Hallo zusammen, leider habe ich nichts bzw. nichts Aktuelles gefunden. Zu meinen Problemen mit der Sparkasse Essen:

  1. Girokonto (Online, monatl. Grundgebühr 2,50 €)

    • persönlich aufgelöst am 7.7.11 (Aufgrund Öffnungs- und Arbeitszeiten ging es nicht eher)
    • Bank verlangte 2,50 €, da der Monat begonnen hat

    Ist das rechtens? In den AGB's und im Preisaushang konnte ich nirgends etwas finden, dass die monatl. Grundgebühr zum Schluss anteilig/nicht anteilig gezahlt werden muss. Der Bankangestellte war ebenfalls ratlos, verlangte aber das Geld.

  2. Kreditkarte (normale Mastercard, Jahresgebühr 20 €)

    • Kartenantrag gestellt: 14.07.2009
    • 07.08.2009 Jahresbeitrag von 20 € abgebucht
    • 07.07.2010 Jahresbeitrag von 20 € abgebucht
    • Karte gekündigt und in Filiale vernichten lassen: 07.07.2011
    • vom neuen Girokonto (habe ich bei Kündigung nicht angegeben!) am 15.7.11 20 € abgebucht

Ist auch das rechtens? Die letzte Jahresgebühr ist noch komplett fällig?

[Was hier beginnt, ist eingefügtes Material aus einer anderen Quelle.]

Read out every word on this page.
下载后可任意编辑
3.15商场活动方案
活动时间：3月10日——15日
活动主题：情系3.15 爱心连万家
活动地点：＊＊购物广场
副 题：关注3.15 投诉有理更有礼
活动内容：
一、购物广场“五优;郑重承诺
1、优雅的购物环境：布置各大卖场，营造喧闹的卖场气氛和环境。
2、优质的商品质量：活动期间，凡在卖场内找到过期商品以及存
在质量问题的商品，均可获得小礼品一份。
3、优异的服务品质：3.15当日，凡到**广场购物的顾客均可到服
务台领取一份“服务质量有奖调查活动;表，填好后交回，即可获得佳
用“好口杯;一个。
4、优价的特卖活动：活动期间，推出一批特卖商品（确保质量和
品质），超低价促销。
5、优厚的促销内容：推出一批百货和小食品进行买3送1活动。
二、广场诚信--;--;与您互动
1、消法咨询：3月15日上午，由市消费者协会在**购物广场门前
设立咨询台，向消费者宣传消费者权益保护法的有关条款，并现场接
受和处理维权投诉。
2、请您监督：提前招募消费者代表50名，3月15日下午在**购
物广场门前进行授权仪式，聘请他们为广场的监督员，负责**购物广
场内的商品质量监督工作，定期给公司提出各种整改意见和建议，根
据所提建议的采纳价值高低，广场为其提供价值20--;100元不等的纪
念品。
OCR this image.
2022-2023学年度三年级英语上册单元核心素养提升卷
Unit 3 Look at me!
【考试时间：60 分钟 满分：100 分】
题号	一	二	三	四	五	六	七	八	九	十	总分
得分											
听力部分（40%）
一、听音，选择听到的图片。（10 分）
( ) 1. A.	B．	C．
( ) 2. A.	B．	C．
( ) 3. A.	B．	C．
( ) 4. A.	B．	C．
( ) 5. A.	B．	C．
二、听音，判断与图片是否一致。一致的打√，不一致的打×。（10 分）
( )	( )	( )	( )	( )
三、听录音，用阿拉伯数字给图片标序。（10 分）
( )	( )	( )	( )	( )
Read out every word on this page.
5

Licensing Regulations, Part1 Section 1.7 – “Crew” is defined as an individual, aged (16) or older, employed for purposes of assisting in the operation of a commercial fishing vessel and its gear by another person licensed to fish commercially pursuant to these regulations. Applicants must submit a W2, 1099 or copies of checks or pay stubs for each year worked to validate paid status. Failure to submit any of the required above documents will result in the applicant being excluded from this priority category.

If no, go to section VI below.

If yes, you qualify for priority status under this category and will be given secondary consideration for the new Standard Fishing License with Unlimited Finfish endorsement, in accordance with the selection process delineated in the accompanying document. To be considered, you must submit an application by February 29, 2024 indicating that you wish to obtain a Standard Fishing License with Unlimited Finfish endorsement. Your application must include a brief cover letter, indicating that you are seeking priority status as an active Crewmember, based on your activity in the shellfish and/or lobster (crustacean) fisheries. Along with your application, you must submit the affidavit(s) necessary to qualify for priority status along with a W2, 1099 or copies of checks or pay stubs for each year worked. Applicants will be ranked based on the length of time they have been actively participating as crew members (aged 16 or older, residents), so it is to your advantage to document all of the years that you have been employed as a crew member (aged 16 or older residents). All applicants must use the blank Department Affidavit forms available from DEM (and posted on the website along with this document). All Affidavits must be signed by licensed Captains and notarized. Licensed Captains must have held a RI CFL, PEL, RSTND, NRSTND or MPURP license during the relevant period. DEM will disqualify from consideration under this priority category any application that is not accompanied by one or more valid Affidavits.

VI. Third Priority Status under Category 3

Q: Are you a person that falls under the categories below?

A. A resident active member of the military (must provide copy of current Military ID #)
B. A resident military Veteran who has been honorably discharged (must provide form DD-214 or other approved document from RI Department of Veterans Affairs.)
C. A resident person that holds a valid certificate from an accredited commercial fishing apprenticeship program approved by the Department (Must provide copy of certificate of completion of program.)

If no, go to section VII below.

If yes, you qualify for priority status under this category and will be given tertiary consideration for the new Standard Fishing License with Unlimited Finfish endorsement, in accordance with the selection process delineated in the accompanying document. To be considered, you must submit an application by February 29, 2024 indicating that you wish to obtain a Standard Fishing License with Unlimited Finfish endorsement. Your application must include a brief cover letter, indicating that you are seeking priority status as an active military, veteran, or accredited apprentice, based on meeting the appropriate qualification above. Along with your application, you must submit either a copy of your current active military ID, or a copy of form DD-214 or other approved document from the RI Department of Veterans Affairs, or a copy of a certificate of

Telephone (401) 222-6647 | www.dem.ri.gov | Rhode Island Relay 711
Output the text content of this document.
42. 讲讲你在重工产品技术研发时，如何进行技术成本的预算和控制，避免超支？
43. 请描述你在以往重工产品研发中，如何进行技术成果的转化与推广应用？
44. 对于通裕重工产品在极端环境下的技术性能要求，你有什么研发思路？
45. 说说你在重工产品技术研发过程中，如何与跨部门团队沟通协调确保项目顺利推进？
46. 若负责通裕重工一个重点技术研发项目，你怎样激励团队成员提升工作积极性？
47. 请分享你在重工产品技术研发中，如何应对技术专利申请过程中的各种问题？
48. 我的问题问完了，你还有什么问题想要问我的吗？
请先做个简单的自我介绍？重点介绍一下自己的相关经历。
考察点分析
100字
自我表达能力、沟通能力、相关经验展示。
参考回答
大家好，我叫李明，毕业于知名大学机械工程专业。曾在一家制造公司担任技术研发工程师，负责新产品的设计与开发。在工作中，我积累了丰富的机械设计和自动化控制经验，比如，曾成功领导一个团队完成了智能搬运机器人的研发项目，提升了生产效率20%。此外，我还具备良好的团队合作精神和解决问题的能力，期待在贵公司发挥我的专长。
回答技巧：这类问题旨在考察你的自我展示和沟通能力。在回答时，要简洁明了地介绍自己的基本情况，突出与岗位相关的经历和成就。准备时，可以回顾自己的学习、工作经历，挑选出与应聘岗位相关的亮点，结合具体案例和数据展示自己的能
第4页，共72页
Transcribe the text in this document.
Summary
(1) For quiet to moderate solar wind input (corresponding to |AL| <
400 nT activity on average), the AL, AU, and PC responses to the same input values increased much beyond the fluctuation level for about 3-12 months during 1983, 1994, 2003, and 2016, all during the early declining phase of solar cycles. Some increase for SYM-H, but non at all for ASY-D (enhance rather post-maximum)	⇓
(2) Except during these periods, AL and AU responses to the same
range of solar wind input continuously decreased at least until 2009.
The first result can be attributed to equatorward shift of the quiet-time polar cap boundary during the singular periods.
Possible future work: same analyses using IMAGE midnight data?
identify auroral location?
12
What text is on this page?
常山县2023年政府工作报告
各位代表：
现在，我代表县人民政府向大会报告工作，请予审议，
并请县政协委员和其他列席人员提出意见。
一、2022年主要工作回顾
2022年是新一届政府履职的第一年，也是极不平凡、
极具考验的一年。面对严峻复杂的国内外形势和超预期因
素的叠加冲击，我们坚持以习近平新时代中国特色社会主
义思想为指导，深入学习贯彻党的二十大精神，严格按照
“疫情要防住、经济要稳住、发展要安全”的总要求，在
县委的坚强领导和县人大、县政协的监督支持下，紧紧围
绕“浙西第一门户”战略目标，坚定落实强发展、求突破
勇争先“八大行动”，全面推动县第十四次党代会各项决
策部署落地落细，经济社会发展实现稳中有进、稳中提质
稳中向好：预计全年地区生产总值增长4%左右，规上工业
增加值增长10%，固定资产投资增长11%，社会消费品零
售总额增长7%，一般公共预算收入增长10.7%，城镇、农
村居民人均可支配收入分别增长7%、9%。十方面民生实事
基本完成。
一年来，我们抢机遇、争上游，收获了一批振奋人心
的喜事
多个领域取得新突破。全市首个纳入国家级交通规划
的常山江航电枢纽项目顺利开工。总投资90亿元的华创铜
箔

Naiv wie ich war, habe ich mich vorher immer auf die Aussagen verschiedener Berater verlassen, dass ich die Kreditkarte zu jeder Zeit einfach einreichen kann, es gäbe keine Kündigungsfrist (ich weiß, bitte nicht weiter belehren, meist hatte ich die Unterlagen grad nicht zur Hand und ich wollt mal eben kurz eine Info).

Vielen Dank im Voraus.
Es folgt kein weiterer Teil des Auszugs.